On the expenditure side, the general budget’s total spending was $16.16 billion, showing a slight year-on-year decrease of 0.9%. This reduction is due to a 3.8% decrease in operating expenses and a 0.3% drop in budgeted debt costs, offset by an 8.1% increase in investment expenditures. Specifically, the decline in budgeted debt costs, down 8.9%, is linked to lower principal repayments ($2.08 billion compared to $2.28 billion) despite a 16.5% increase in interest payments ($1.36 billion compared to $1.16 billion).

Expenditure commitments by the end of April 2024, including those not requiring prior commitment visas, totaled $28.8 billion. This represents a commitment rate of 37%, slightly higher than the 36% recorded at the end of April 2023, though the issuance rate on commitments dropped to 73% from 75% the previous year.

Revenues from special treasury accounts amounted to $6.25 billion, which includes $1.49 billion transferred from the general budget’s common investment expenses. The issued expenditures from these accounts were $4.84 billion, including $120.62 million for tax refunds, rebates, and recovered tax amounts, resulting in a balance of $1.42 billion.

Independently managed state services (SEGMA) also saw a rise in revenues, reaching $83.61 million by the end of April 2024, up 17.9% from the previous year. Their expenditures increased by 29.7%, totaling $27 million.
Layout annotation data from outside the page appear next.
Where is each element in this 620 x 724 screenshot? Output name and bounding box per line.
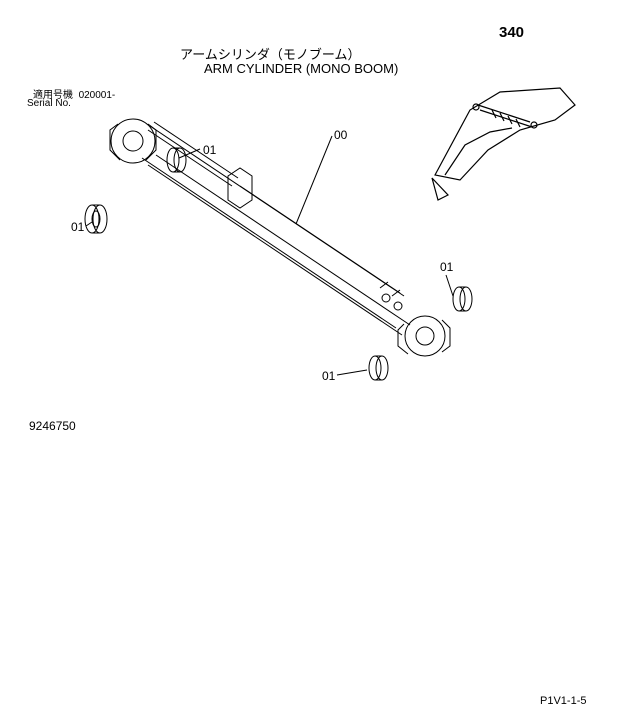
technical-drawing [0,0,620,724]
bushing-bottom-right [453,287,472,311]
leader-01-bottom [337,370,367,375]
leader-00 [296,136,332,224]
leader-01-right [446,275,453,296]
mini-boom-assembly [432,88,575,200]
bushing-top-left-detached [85,205,107,233]
cylinder-body [142,122,410,335]
top-eye [110,119,156,163]
leader-01-left [86,222,92,226]
bushing-bottom-left [369,356,388,380]
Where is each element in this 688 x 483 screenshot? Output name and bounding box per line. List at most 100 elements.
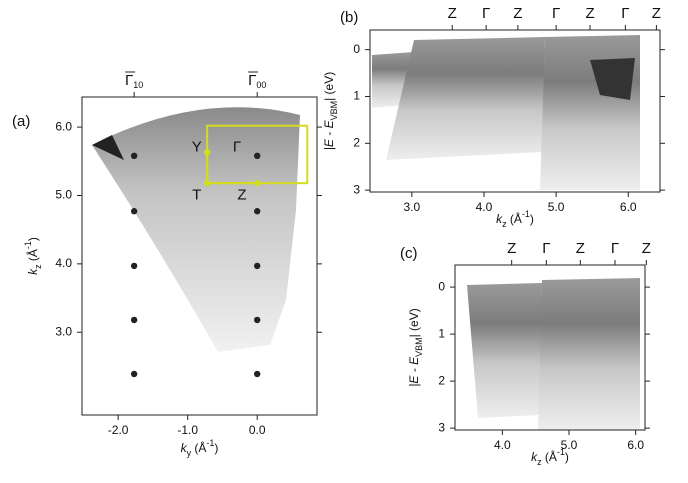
x-tick-label: -2.0 [108,423,129,437]
top-label-main: Γ [125,72,133,89]
x-tick-label: 4.0 [476,200,493,214]
y-tick-label: 0 [353,42,360,56]
x-axis-label-part: -1 [522,209,530,219]
top-label-main: Γ [248,72,256,89]
top-label: Γ [611,240,619,257]
x-axis-label-part: (Å [507,211,522,226]
highlight-point [254,179,261,187]
x-tick-label: -1.0 [177,423,198,437]
point [130,316,138,324]
top-label: Z [652,5,661,22]
top-label: Z [576,240,585,257]
x-axis-label-part: k [181,441,188,455]
x-axis-label-part: y [187,448,192,458]
top-label: Z [642,240,651,257]
top-label: Γ [482,5,490,22]
top-label-main: Z [576,240,585,257]
intensity-map [467,283,542,418]
y-tick-label: 4.0 [55,256,72,270]
y-axis-label-part: k [26,268,40,275]
y-tick-label: 3 [438,420,445,434]
y-axis-label-part: z [33,264,43,269]
x-axis-label: ky (Å-1) [181,438,219,458]
top-label: Z [585,5,594,22]
plot-frame [369,29,661,193]
highlight-point [203,149,211,156]
point [254,370,261,378]
x-axis-label-part: k [531,450,538,464]
panel-label: (c) [400,245,418,262]
x-axis-label: kz (Å-1) [531,447,569,467]
x-tick-label: 5.0 [548,200,565,214]
point [130,262,138,270]
x-axis-label-part: (Å [542,449,557,464]
y-axis-label-part: |E - E [322,119,336,150]
y-axis-label: |E - EVBM| (eV) [322,72,339,150]
top-label-main: Z [448,5,457,22]
intensity-map [386,37,545,160]
x-axis-label-part: z [537,457,542,467]
point [254,316,261,324]
annotation: Γ [233,139,241,156]
top-label-main: Γ [611,240,619,257]
point [254,208,261,215]
x-axis-label: kz (Å-1) [496,209,534,229]
x-axis-label-part: k [496,212,503,226]
y-tick-label: 3 [353,182,360,196]
point [254,152,261,160]
top-label: Z [448,5,457,22]
top-label: Z [507,240,516,257]
top-label-main: Z [642,240,651,257]
y-tick-label: 2 [438,373,445,387]
y-axis-label-part: | (eV) [407,308,421,337]
y-tick-label: 6.0 [55,119,72,133]
annotation: T [192,186,201,203]
panel-label: (b) [340,9,358,26]
x-tick-label: 0.0 [249,423,266,437]
intensity-map [540,35,640,190]
x-tick-label: 6.0 [620,200,637,214]
intensity-map [590,58,635,100]
panel-label: (a) [12,113,30,130]
top-label-sub: 00 [256,80,266,90]
point [254,262,261,270]
x-axis-label-part: -1 [557,447,565,457]
intensity-map [92,107,300,352]
top-label-main: Γ [542,240,550,257]
x-axis-label-part: -1 [206,438,214,448]
point [130,370,138,378]
point [130,152,138,160]
top-label-main: Z [585,5,594,22]
intensity-map [538,278,640,430]
x-axis-label-part: z [502,219,507,229]
y-axis-label-part: VBM [414,337,424,357]
y-tick-label: 3.0 [55,324,72,338]
x-tick-label: 5.0 [561,438,578,452]
top-label-main: Z [652,5,661,22]
plot-frame [454,264,646,431]
y-axis-label-part: (Å [25,249,40,264]
x-axis-label-part: (Å [191,440,206,455]
top-label-main: Γ [552,5,560,22]
top-label: Γ [621,5,629,22]
y-axis-label-part: -1 [23,241,33,249]
y-axis-label: |E - EVBM| (eV) [407,308,424,386]
top-label-main: Γ [621,5,629,22]
top-label-main: Z [507,240,516,257]
y-axis-label-part: |E - E [407,356,421,387]
x-axis-label-part: ) [214,441,218,455]
point [130,208,138,215]
top-label: Γ00 [248,72,266,90]
plot-frame [81,96,318,416]
y-axis-label: kz (Å-1) [23,237,43,275]
x-tick-label: 3.0 [403,200,420,214]
y-axis-label-part: ) [26,237,40,241]
x-axis-label-part: ) [530,212,534,226]
top-label: Z [513,5,522,22]
y-tick-label: 1 [438,326,445,340]
y-axis-label-part: | (eV) [322,72,336,101]
top-label: Γ [542,240,550,257]
x-tick-label: 6.0 [627,438,644,452]
top-label-main: Γ [482,5,490,22]
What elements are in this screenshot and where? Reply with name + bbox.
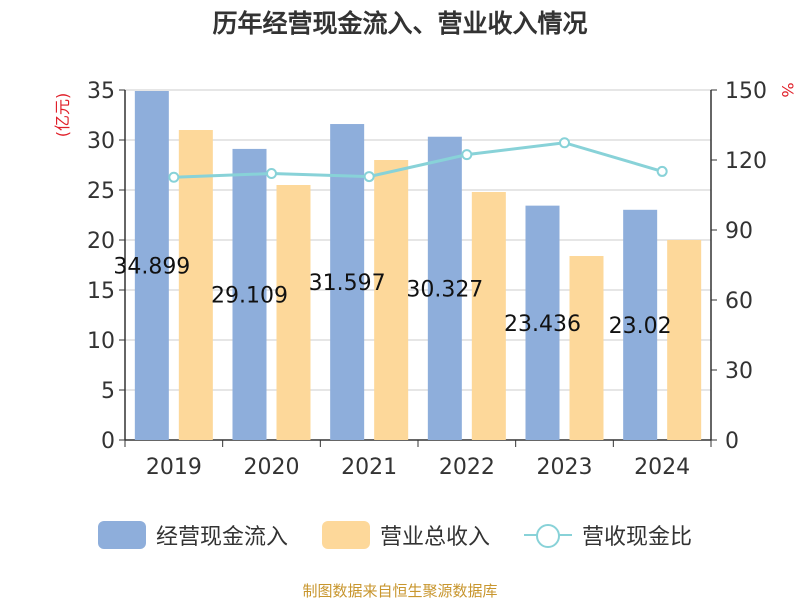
x-tick-label: 2019 [146, 455, 202, 480]
x-tick-label: 2020 [244, 455, 300, 480]
y-right-tick-label: 60 [725, 289, 753, 314]
data-label-cash-inflow: 30.327 [406, 277, 483, 302]
y-right-tick-label: 150 [725, 79, 767, 104]
point-ratio [461, 149, 473, 161]
data-label-cash-inflow: 34.899 [113, 255, 190, 280]
y-left-tick-label: 5 [101, 379, 115, 404]
y-right-tick-label: 90 [725, 219, 753, 244]
bar-cash-inflow [427, 136, 462, 441]
y-right-axis-label: % [778, 82, 797, 97]
y-left-tick-label: 20 [87, 229, 115, 254]
y-right-tick-label: 0 [725, 429, 739, 454]
x-tick-label: 2023 [537, 455, 593, 480]
bar-revenue [276, 185, 311, 440]
bar-cash-inflow [623, 209, 658, 440]
y-left-tick-label: 25 [87, 179, 115, 204]
bar-revenue [667, 240, 702, 440]
x-tick-label: 2022 [439, 455, 495, 480]
point-ratio [168, 171, 180, 183]
y-left-tick-label: 35 [87, 79, 115, 104]
bar-cash-inflow [525, 205, 560, 440]
legend-marker-ratio [524, 521, 572, 549]
legend-item-ratio[interactable]: 营收现金比 [524, 518, 692, 552]
legend-swatch-revenue [322, 521, 370, 549]
bar-cash-inflow [134, 91, 169, 440]
y-right-tick-label: 30 [725, 359, 753, 384]
bar-revenue [471, 192, 506, 440]
line-ratio [173, 141, 663, 179]
legend-label-cash-inflow: 经营现金流入 [156, 525, 289, 550]
source-note: 制图数据来自恒生聚源数据库 [302, 582, 498, 600]
y-left-axis-label: (亿元) [53, 93, 72, 138]
point-ratio [656, 165, 668, 177]
point-ratio [559, 137, 570, 149]
bar-revenue [374, 160, 409, 440]
legend-label-revenue: 营业总收入 [380, 525, 491, 550]
legend-item-revenue[interactable]: 营业总收入 [322, 518, 490, 552]
y-right-tick-label: 120 [725, 149, 767, 174]
data-label-cash-inflow: 23.02 [609, 314, 672, 339]
y-left-tick-label: 0 [101, 429, 115, 454]
chart-title: 历年经营现金流入、营业收入情况 [212, 9, 588, 38]
y-left-tick-label: 10 [87, 329, 115, 354]
point-ratio [266, 168, 277, 180]
y-left-tick-label: 15 [87, 279, 115, 304]
legend-item-cash-inflow[interactable]: 经营现金流入 [98, 518, 288, 552]
legend-swatch-cash-inflow [98, 521, 146, 549]
bar-revenue [178, 130, 213, 440]
x-tick-label: 2021 [341, 455, 397, 480]
data-label-cash-inflow: 31.597 [309, 271, 386, 296]
legend-label-ratio: 营收现金比 [582, 525, 693, 550]
bar-revenue [569, 256, 604, 440]
data-label-cash-inflow: 29.109 [211, 283, 288, 308]
bar-cash-inflow [232, 148, 267, 440]
data-label-cash-inflow: 23.436 [504, 312, 581, 337]
legend: 经营现金流入 营业总收入 营收现金比 [0, 518, 800, 552]
x-tick-label: 2024 [634, 455, 690, 480]
point-ratio [363, 171, 375, 183]
y-left-tick-label: 30 [87, 129, 115, 154]
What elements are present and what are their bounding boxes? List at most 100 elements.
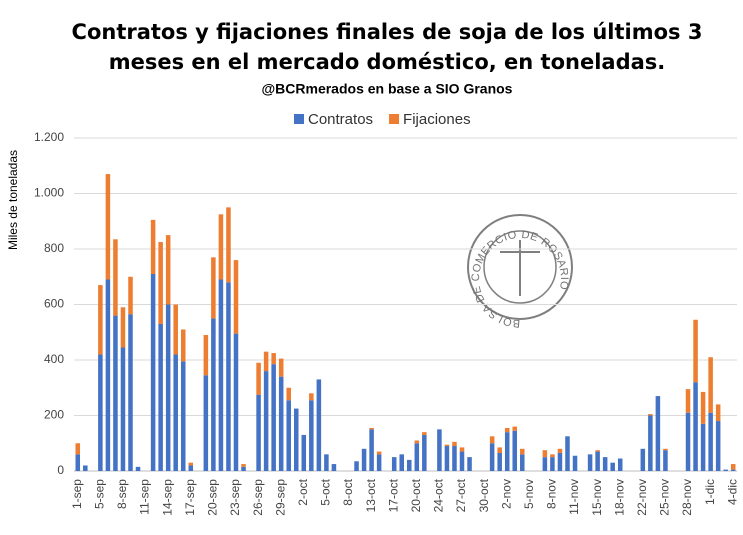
bar-segment bbox=[489, 436, 495, 444]
bar-segment bbox=[241, 466, 246, 471]
x-tick-label: 1-dic bbox=[703, 479, 717, 505]
bar-segment bbox=[150, 219, 156, 274]
bar-segment bbox=[693, 319, 698, 383]
bar-segment bbox=[708, 357, 713, 413]
bar-segment bbox=[271, 364, 276, 471]
bar-segment bbox=[376, 451, 382, 455]
bar-segment bbox=[422, 432, 427, 435]
bar-segment bbox=[467, 457, 472, 471]
y-tick-label: 600 bbox=[44, 297, 64, 311]
bar-segment bbox=[700, 423, 706, 471]
bar-segment bbox=[444, 444, 450, 447]
bar-segment bbox=[715, 404, 721, 422]
bar-segment bbox=[452, 446, 457, 471]
bar-segment bbox=[75, 443, 81, 455]
bar-segment bbox=[256, 362, 261, 395]
y-axis-label: Miles de toneladas bbox=[6, 150, 20, 250]
x-tick-label: 17-oct bbox=[386, 478, 400, 512]
bar-segment bbox=[203, 335, 209, 376]
x-tick-label: 29-sep bbox=[273, 479, 287, 516]
bar-segment bbox=[180, 329, 186, 362]
bar-segment bbox=[369, 429, 374, 471]
bar-segment bbox=[595, 450, 600, 452]
x-tick-label: 11-sep bbox=[138, 479, 152, 515]
x-tick-label: 22-nov bbox=[635, 479, 649, 516]
bar-segment bbox=[557, 452, 563, 471]
x-tick-label: 24-oct bbox=[432, 478, 446, 512]
bar-segment bbox=[83, 465, 88, 471]
bar-segment bbox=[391, 457, 397, 471]
bar-segment bbox=[165, 304, 171, 471]
y-tick-label: 0 bbox=[57, 463, 64, 477]
x-tick-label: 1-sep bbox=[70, 479, 84, 509]
x-tick-label: 2-nov bbox=[499, 479, 513, 509]
bar-segment bbox=[309, 393, 314, 401]
x-tick-label: 4-dic bbox=[725, 479, 739, 505]
bar-segment bbox=[286, 387, 291, 401]
bar-segment bbox=[497, 452, 502, 471]
bar-segment bbox=[271, 353, 276, 365]
bar-segment bbox=[504, 432, 510, 471]
bar-segment bbox=[520, 448, 525, 455]
bar-segment bbox=[278, 358, 284, 377]
chart-title: meses en el mercado doméstico, en tonela… bbox=[109, 50, 666, 74]
y-tick-label: 200 bbox=[44, 408, 64, 422]
chart-title: Contratos y fijaciones finales de soja d… bbox=[72, 20, 703, 44]
bar-segment bbox=[158, 242, 163, 324]
bar-segment bbox=[663, 448, 668, 451]
y-tick-label: 400 bbox=[44, 352, 64, 366]
bar-segment bbox=[504, 427, 510, 433]
x-tick-label: 5-sep bbox=[93, 479, 107, 509]
bar-segment bbox=[399, 454, 404, 471]
x-tick-label: 20-oct bbox=[409, 478, 423, 512]
bar-segment bbox=[565, 436, 570, 471]
bar-segment bbox=[263, 371, 269, 471]
bar-segment bbox=[542, 457, 548, 471]
bar-segment bbox=[572, 455, 578, 471]
bar-segment bbox=[602, 457, 608, 471]
bar-segment bbox=[98, 285, 103, 355]
bar-segment bbox=[685, 389, 691, 413]
bar-segment bbox=[150, 273, 156, 471]
bar-segment bbox=[75, 454, 81, 471]
x-tick-label: 30-oct bbox=[477, 478, 491, 512]
bar-segment bbox=[301, 434, 307, 471]
watermark: BOLSA DE COMERCIO DE ROSARIO bbox=[467, 214, 573, 329]
bar-segment bbox=[648, 414, 653, 416]
bar-segment bbox=[512, 426, 518, 431]
x-tick-label: 14-sep bbox=[160, 479, 174, 516]
seal-ring bbox=[467, 214, 573, 320]
bar-segment bbox=[98, 354, 103, 471]
bar-segment bbox=[113, 315, 118, 471]
bar-segment bbox=[708, 412, 713, 471]
bar-segment bbox=[128, 276, 133, 315]
bar-segment bbox=[241, 464, 246, 467]
bar-segment bbox=[723, 469, 728, 471]
bar-segment bbox=[700, 391, 706, 424]
bar-segment bbox=[105, 279, 111, 471]
bar-segment bbox=[648, 415, 653, 471]
bar-segment bbox=[128, 314, 133, 471]
bar-segment bbox=[610, 462, 615, 471]
x-tick-label: 28-nov bbox=[680, 479, 694, 516]
x-tick-label: 17-sep bbox=[183, 479, 197, 516]
bar-segment bbox=[557, 448, 563, 453]
bar-segment bbox=[444, 446, 450, 471]
bar-segment bbox=[135, 466, 141, 471]
x-tick-label: 2-oct bbox=[296, 478, 310, 505]
bar-segment bbox=[715, 421, 721, 471]
bar-segment bbox=[316, 379, 322, 471]
x-tick-label: 25-nov bbox=[658, 479, 672, 516]
bar-segment bbox=[550, 454, 555, 458]
bar-segment bbox=[309, 400, 314, 471]
x-tick-label: 27-oct bbox=[454, 478, 468, 512]
bar-segment bbox=[226, 207, 231, 283]
bar-segment bbox=[211, 318, 216, 471]
bar-segment bbox=[655, 396, 661, 471]
bar-segment bbox=[617, 458, 623, 471]
bar-segment bbox=[218, 279, 224, 471]
bar-segment bbox=[452, 441, 457, 447]
bar-segment bbox=[188, 462, 194, 466]
bar-segment bbox=[685, 412, 691, 471]
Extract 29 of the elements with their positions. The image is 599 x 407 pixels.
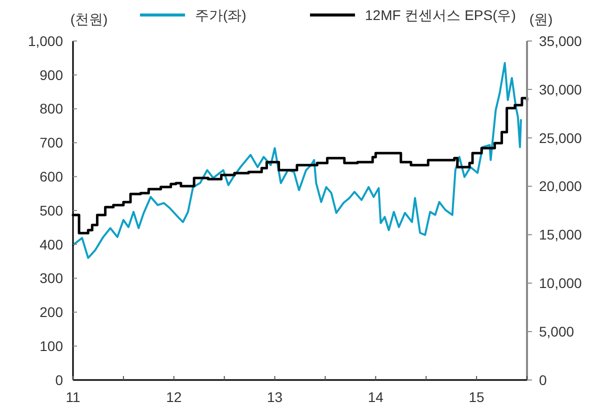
x-tick-label: 11 — [66, 389, 80, 405]
y-tick-label: 300 — [40, 270, 64, 286]
y2-tick-label: 15,000 — [539, 226, 582, 243]
y-tick-label: 800 — [40, 100, 64, 117]
y-tick-label: 400 — [40, 236, 64, 252]
y2-tick-label: 30,000 — [539, 81, 582, 98]
y-tick-label: 500 — [40, 202, 64, 218]
y2-tick-label: 10,000 — [539, 275, 582, 292]
y-tick-label: 900 — [40, 66, 64, 83]
y2-tick-label: 35,000 — [539, 32, 582, 49]
x-tick-label: 13 — [266, 389, 283, 405]
y2-tick-label: 25,000 — [539, 130, 582, 146]
legend-label: 주가(좌) — [195, 6, 246, 23]
line-series — [72, 62, 522, 259]
y-tick-label: 0 — [55, 372, 64, 388]
x-tick-label: 15 — [468, 389, 485, 405]
y-tick-label: 600 — [40, 168, 64, 184]
y-tick-label: 700 — [40, 134, 64, 151]
y2-tick-label: 5,000 — [539, 323, 574, 340]
y2-tick-label: 20,000 — [539, 178, 582, 194]
x-tick-label: 14 — [368, 389, 384, 405]
y2-axis-title: (원) — [529, 11, 553, 27]
x-tick-label: 12 — [166, 389, 182, 405]
legend-label: 12MF 컨센서스 EPS(우) — [365, 6, 516, 23]
y-tick-label: 1,000 — [28, 32, 64, 49]
y-tick-label: 100 — [40, 338, 64, 354]
y-axis-title: (천원) — [70, 11, 108, 27]
y-tick-label: 200 — [40, 304, 64, 320]
y2-tick-label: 0 — [539, 372, 547, 388]
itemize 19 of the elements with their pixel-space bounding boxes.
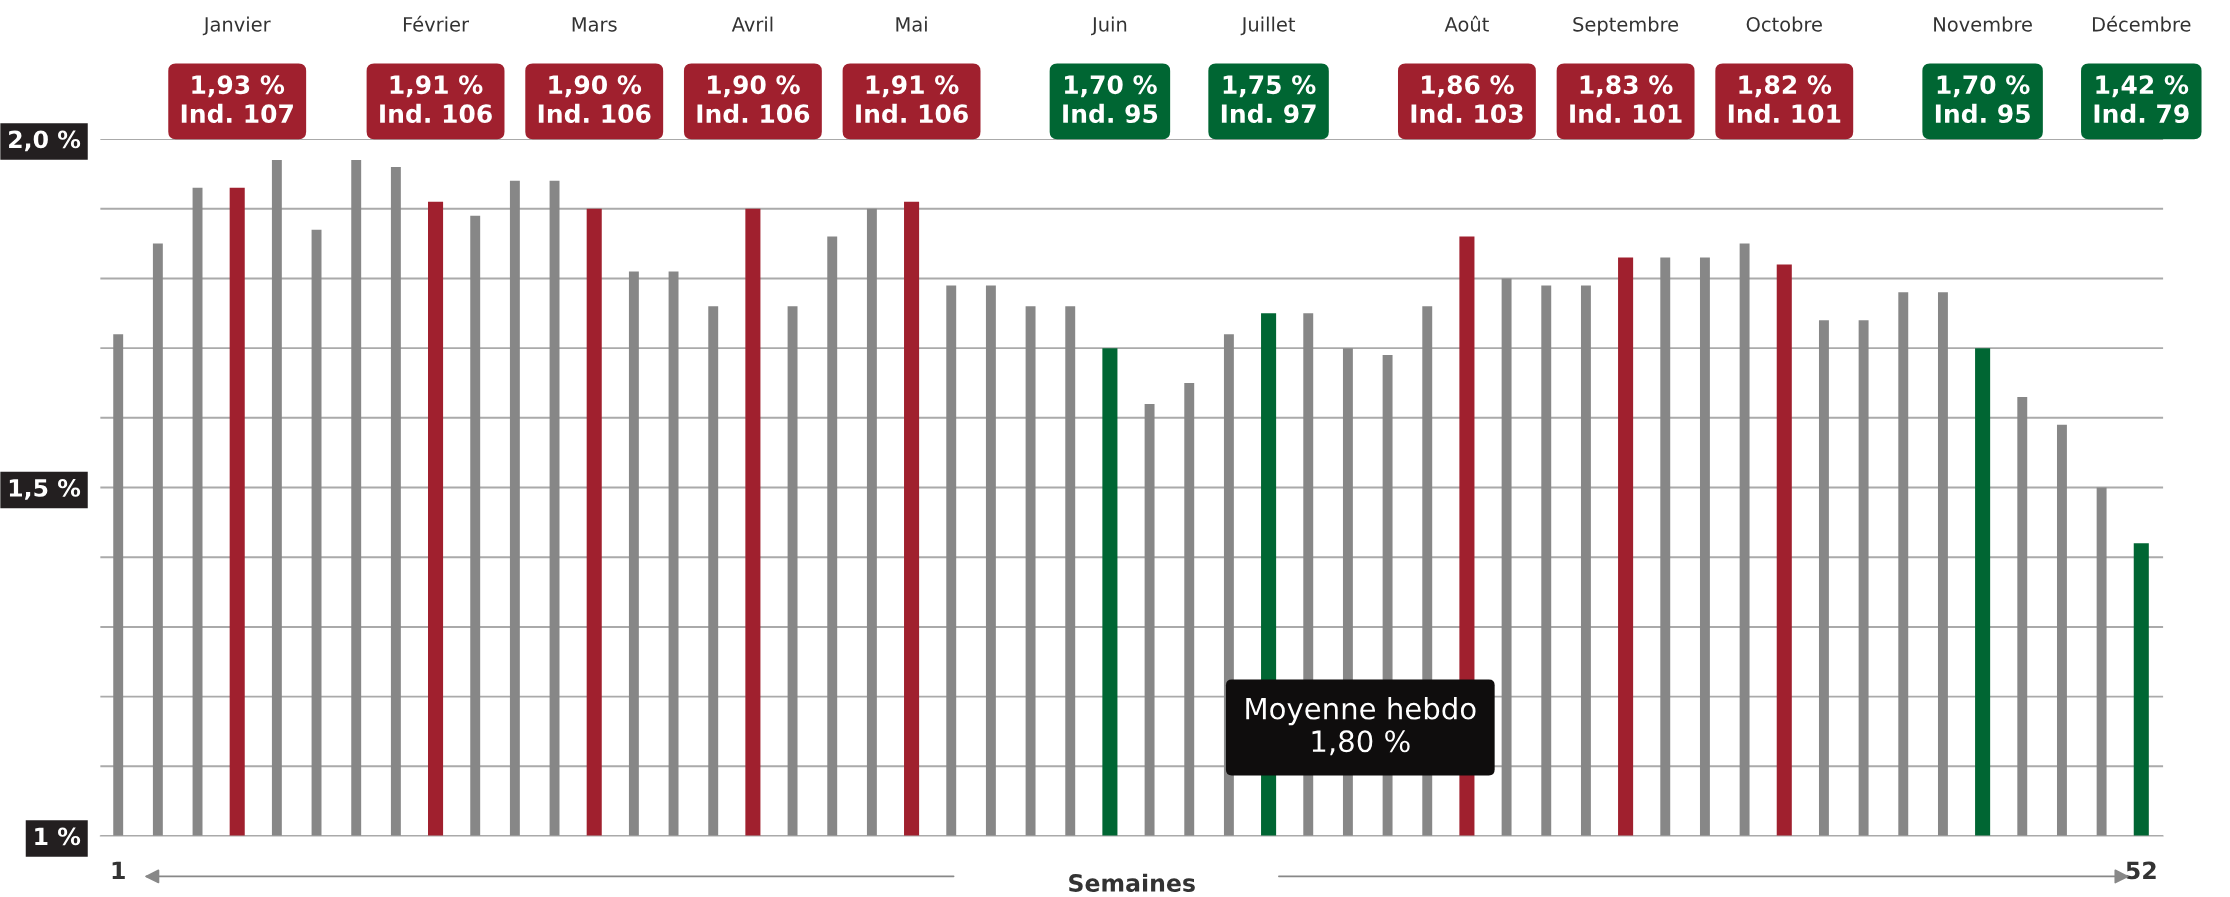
text: Mars 1,90 % Ind. 106 <box>538 17 651 124</box>
text: Janvier 1,93 % Ind. 107 <box>181 16 293 124</box>
x-tick-label: 52 <box>2126 861 2156 880</box>
text: Décembre 1,42 % Ind. 79 <box>2092 15 2191 124</box>
text: Mai 1,91 % Ind. 106 <box>856 16 968 124</box>
y-tick-label: 1,5 % <box>9 478 81 500</box>
text: Avril 1,90 % Ind. 106 <box>697 16 810 124</box>
text: Octobre 1,82 % Ind. 101 <box>1728 16 1841 124</box>
x-tick-label: 1 <box>112 861 125 879</box>
y-tick-label: 1 % <box>35 827 81 846</box>
text: Février 1,91 % Ind. 106 <box>380 15 492 124</box>
x-axis-title: Semaines <box>1069 873 1195 892</box>
text: Novembre 1,70 % Ind. 95 <box>1934 16 2032 124</box>
text: Août 1,86 % Ind. 103 <box>1411 15 1523 124</box>
text: Juillet 1,75 % Ind. 97 <box>1221 16 1316 124</box>
annotation: Moyenne hebdo 1,80 % <box>1246 697 1476 756</box>
text: Septembre 1,83 % Ind. 101 <box>1570 16 1682 124</box>
y-tick-label: 2,0 % <box>9 130 81 152</box>
text: Juin 1,70 % Ind. 95 <box>1063 16 1158 124</box>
Net customs revenues for the first four months of 2024 reached $2.88 billion, a 5.8% increase from the same period last year. This total includes revenues from customs duties, VAT on imports, and domestic consumption taxes on energy products, factoring in $4.12 million in tax refunds, rebates, and restitutions. Notably, net customs duties revenues were $526 million, up 11.4%, and net VAT revenues on imports were $1.78 billion, up 2.7%. Although VAT on energy products decreased by 11.1%, VAT on other products increased by 6.5%. Net domestic consumption tax revenues on energy products rose to $574 million, a 10.9% increase from the previous year, including $2.89 million in tax refunds, rebates, and restitutions. Gross customs revenues surpassed $2.88 billion, up from $2.73 billion at the end of April 2023.

Compensation expenditure emissions were significantly reduced, totaling $412 million by the end of April 2024, a 55% decrease from the same period the previous year. These emissions represent 24% of the total projections in the 2024 Finance Law. Issued operating expenses amounted to $9.43 billion, with $5.34 billion allocated for salaries and wages, marking a 2.1% increase. Material expenses rose by 11.7% to $2.74 billion, while common expenses decreased by 44% to $960 million. The TGR also noted a 4.4% reduction in the general budget’s share of tax refunds, rebates, and restitutions, primarily due to a decrease in VAT refunds within the country, which amounted to $262 million.

Morocco’s fiscal performance has improved significantly in early 2024, characterized by increased revenues across various streams and strategic reductions in specific expenditures. These fiscal measures are crucial as the country continues to navigate economic challenges and strive for sustainable growth.